= Notice of Intent to Deny =

A Notice of Intent to Deny (NOID) is a notice issued by the United States Citizenship and Immigration Services to petitioners for residency, citizenship, family visas, and employment visas. Examples of petitions for which a NOID may be issued are Form I-129 (alien worker authorization), Form I-140 (immigrant worker authorization), and Form I-130 (family visas).

== Situations where it is used ==

The NOID is used for situations where the adjudicator (the person evaluating the petition) believes that the petition should be denied, but that the petitioner may have additional evidence that might lead the petition to be approved. Its main use is to save the petitioner and the USCIS time and effort involved in dealing with denials (through re-petitioning or appeal).

== Response protocol ==

The NOID is sent to, and the response must be sent by, the petitioner (or the attorney representing the petitioner, in cases where the petition is filed through an attorney) rather than the beneficiary.

The NOID is accompanied by stated reasons for issuing the NOID (which, if not addressed, will be the reasons for denial) and a time within which the petitioner must respond. If the petitioner submits no response, the petition is denied. If the petitioner responds, the additional evidence is considered prior to a final decision.

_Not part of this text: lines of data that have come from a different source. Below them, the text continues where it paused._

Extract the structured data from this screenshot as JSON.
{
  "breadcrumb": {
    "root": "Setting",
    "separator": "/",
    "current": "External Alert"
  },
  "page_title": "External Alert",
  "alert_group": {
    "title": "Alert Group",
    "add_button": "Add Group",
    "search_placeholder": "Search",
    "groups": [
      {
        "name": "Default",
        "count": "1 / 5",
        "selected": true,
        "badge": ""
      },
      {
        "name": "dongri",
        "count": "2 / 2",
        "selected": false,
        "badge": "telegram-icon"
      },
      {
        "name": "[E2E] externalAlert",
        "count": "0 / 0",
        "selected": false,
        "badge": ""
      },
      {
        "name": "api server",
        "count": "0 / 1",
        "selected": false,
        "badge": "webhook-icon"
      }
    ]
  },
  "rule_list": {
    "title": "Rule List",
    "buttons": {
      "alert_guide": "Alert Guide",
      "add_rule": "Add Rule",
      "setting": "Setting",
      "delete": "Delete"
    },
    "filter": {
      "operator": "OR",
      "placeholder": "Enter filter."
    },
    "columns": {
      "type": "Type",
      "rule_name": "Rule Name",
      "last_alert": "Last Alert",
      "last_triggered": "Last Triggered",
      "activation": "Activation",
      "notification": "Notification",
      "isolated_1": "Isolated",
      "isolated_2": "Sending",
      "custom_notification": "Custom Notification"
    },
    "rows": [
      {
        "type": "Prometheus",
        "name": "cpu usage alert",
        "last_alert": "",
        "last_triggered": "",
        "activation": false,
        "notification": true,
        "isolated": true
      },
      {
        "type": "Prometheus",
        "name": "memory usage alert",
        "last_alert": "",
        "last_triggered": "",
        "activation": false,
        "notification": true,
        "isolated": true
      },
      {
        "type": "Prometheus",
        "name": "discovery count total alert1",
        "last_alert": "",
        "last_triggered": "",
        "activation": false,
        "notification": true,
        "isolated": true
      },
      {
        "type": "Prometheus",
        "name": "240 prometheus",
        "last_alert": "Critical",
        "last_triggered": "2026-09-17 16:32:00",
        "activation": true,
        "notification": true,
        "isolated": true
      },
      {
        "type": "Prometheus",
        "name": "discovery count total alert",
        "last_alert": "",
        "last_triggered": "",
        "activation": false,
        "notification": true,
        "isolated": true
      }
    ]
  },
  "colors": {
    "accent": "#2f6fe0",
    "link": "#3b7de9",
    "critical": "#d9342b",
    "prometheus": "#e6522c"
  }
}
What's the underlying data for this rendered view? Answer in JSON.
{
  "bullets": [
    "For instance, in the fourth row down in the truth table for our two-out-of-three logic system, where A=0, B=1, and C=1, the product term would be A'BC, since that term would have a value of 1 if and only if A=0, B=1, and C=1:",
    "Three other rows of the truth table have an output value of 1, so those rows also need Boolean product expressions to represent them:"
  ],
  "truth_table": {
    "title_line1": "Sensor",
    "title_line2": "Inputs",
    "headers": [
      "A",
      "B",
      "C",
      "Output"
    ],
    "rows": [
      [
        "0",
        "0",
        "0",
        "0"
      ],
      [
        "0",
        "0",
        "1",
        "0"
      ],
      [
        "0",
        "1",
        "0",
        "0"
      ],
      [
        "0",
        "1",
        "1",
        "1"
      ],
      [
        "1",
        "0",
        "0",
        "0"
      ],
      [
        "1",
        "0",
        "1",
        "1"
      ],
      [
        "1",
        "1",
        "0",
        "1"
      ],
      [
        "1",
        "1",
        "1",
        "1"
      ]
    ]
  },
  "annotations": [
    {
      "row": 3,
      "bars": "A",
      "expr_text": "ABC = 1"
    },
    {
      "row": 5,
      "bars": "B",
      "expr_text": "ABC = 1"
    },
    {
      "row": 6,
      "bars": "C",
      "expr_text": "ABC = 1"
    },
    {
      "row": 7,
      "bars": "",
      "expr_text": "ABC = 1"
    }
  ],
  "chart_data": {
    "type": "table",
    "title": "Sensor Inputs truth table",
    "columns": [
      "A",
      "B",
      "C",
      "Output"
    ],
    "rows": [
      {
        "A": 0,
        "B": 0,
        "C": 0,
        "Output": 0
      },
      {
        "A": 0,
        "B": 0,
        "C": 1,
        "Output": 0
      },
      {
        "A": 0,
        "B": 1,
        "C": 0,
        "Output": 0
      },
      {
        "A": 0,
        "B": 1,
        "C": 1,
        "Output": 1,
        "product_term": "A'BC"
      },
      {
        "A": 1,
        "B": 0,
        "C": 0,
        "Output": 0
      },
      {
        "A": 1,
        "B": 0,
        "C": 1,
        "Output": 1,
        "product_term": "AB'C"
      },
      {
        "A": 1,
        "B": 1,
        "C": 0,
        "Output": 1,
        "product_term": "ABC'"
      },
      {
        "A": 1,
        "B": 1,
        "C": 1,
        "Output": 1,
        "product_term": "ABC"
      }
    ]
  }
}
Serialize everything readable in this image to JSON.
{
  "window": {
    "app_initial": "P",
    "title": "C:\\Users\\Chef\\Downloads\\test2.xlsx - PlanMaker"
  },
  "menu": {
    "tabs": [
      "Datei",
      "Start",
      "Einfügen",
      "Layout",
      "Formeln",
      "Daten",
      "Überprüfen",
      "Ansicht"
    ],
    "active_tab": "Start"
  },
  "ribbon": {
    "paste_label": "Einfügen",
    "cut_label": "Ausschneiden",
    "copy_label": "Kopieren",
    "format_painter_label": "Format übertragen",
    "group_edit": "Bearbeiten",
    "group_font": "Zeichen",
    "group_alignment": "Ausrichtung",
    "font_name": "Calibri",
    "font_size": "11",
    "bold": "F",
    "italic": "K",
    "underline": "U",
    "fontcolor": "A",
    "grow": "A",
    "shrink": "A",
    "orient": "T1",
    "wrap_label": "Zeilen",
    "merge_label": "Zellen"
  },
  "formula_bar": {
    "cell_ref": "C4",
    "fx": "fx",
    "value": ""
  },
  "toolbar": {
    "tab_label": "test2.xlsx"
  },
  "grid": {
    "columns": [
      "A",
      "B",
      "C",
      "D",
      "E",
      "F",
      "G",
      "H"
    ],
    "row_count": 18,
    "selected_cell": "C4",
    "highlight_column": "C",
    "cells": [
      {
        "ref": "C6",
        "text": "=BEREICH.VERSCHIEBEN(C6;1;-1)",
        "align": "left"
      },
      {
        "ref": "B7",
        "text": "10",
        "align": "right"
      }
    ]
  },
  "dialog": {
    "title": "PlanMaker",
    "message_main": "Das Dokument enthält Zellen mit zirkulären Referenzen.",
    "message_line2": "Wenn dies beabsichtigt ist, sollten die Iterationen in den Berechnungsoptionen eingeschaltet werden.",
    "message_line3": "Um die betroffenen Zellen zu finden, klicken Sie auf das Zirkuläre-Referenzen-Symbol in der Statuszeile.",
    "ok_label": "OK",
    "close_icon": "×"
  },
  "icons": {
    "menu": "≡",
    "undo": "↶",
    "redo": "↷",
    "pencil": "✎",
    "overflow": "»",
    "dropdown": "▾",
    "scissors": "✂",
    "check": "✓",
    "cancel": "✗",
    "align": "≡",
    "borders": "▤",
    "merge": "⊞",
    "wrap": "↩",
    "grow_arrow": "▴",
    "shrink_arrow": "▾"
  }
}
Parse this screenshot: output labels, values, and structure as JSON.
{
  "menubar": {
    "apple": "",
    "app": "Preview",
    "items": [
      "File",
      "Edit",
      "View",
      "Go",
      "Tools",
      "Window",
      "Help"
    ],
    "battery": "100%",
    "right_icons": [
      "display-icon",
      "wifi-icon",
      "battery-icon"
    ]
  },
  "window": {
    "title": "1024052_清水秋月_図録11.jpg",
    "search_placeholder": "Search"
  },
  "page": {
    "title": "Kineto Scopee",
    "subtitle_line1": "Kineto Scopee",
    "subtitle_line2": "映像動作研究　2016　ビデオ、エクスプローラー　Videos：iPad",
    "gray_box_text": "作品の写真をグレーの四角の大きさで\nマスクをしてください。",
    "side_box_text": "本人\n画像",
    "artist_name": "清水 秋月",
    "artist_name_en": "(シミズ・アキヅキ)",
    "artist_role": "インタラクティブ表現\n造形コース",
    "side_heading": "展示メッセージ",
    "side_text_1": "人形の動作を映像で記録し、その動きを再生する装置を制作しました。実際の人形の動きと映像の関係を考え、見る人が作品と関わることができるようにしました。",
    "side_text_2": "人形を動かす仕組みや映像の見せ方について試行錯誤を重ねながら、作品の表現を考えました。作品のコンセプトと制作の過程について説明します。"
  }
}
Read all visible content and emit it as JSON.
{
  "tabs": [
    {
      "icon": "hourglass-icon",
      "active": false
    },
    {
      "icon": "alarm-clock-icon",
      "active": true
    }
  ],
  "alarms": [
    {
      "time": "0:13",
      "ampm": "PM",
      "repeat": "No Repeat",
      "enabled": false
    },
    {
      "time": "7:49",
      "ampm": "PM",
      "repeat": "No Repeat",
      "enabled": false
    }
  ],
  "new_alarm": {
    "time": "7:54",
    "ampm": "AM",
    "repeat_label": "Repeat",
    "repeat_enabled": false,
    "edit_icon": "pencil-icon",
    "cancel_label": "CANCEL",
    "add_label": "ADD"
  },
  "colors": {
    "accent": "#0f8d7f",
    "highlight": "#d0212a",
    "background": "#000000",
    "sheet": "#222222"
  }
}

== Related communications ==

=== Differences with RFE ===

The following are some key differences between the Request For Evidence (RFE) and NOID:

- Likelihood of denial: The RFE is issued when there is significant uncertainty about whether the petition will be approved, whereas the NOID is generally used when a denial is quite likely.
- Accompanying information: A RFE comes with a list of additional types of evidence needed. A NOID comes equipped with a list of reasons for denial. While the two lists are somewhat related (insofar as a reason for denial translates to a piece of evidence that could overturn the denial) they have different framings.
- Time given to respond: The time given to respond to a RFE is generally greater than that for a NOID.

=== Differences with Notice of Intent to Revoke ===

Another communication similar to NOID is the Notice of Intent to Revoke, used in cases where the USCIS has received additional evidence after approving a petition and is reconsidering it for revocation. This is often prompted by a consular officer returning the petition to the USCIS. Consular officers return petitions to the USCIS if, in the course of deciding a visa application by the beneficiary based on the petition, they come across reason to believe that the petition was based on fraud or misrepresentation.